Tuesday, May 4, 2010

Garage Sale!

I guess you can find a good bargain at a garage sale. I found a good wheelbarrow at a neighbor’s garage sale. He even inflated the front tire for me. Most of the time, though, I walk away from a garage sale wondering why the stuff for sale wasn’t trashed. After all, who wants a size-10 combat boot paired with a size 12? Why buy a rusty grill that can’t stand straight and is full of holes? What does anyone want with an 8-track player? And what good is a rake that’s missing a dozen teeth?

Strange, isn’t it the value some people attach to junk?

Before becoming a believer, the apostle Paul (Saul of Tarsus at the time) valued religious junk highly. He thought God did too. He was proud of his religious pedigree, seminary training, and devotion to religious works and ceremonies. But one day he saw how worthless his religious “treasures” were, so he walked away from them and embraced the Cross. He put his trust in Jesus for salvation. He wrote: “I count them [his religious credentials and efforts] as rubbish, that I may gain Christ” (Phil. 3:8).

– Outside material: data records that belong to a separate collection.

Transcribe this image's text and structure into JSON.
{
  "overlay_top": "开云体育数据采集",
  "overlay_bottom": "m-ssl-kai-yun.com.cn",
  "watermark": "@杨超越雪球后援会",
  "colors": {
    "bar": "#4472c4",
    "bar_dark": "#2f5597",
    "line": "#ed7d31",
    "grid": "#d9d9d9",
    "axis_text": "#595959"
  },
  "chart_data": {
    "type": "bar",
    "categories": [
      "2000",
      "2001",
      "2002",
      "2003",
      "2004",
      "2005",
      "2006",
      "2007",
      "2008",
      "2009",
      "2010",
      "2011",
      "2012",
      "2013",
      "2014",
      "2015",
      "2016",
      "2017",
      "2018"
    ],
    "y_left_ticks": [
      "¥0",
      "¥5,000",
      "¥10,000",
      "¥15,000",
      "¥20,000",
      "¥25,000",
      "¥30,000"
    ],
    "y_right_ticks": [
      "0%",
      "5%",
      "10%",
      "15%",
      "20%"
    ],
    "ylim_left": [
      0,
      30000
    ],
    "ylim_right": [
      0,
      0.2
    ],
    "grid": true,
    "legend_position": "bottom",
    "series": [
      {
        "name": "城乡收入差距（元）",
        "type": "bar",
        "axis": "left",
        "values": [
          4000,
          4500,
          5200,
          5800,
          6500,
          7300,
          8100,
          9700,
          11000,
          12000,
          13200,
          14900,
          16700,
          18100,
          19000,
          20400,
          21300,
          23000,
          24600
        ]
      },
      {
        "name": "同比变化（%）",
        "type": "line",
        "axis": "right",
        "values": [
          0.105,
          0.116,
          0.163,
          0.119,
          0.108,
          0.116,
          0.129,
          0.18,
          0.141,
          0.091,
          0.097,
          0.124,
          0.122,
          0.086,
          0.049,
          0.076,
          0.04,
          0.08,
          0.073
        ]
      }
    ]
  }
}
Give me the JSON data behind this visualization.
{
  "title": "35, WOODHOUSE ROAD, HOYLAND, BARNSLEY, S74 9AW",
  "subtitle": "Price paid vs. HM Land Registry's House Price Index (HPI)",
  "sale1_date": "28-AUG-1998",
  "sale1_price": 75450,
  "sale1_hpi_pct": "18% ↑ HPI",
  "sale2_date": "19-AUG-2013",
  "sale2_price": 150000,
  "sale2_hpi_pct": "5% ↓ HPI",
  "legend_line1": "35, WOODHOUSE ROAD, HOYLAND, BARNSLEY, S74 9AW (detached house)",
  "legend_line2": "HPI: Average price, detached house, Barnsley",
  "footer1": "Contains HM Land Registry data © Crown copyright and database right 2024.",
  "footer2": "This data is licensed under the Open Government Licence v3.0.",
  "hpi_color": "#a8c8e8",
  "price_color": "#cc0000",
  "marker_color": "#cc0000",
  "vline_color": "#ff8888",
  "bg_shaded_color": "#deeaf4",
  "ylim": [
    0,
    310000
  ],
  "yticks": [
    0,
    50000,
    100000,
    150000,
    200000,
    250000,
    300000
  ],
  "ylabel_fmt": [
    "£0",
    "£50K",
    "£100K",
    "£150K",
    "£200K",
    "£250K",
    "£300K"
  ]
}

Martin Luther understood Paul’s value system. He said, “Man only needs Jesus Christ.” Like Paul, Luther stopped trusting his religious affiliation and efforts to save him and, instead, trusted in the sufficiency of Jesus’ sacrifice at Calvary.

Ephesians 2:8 and 9 teach that God saves us by grace not works. Religious deeds fit the sinner’s need about as well as a mismatched pair of combat boots fit his feet.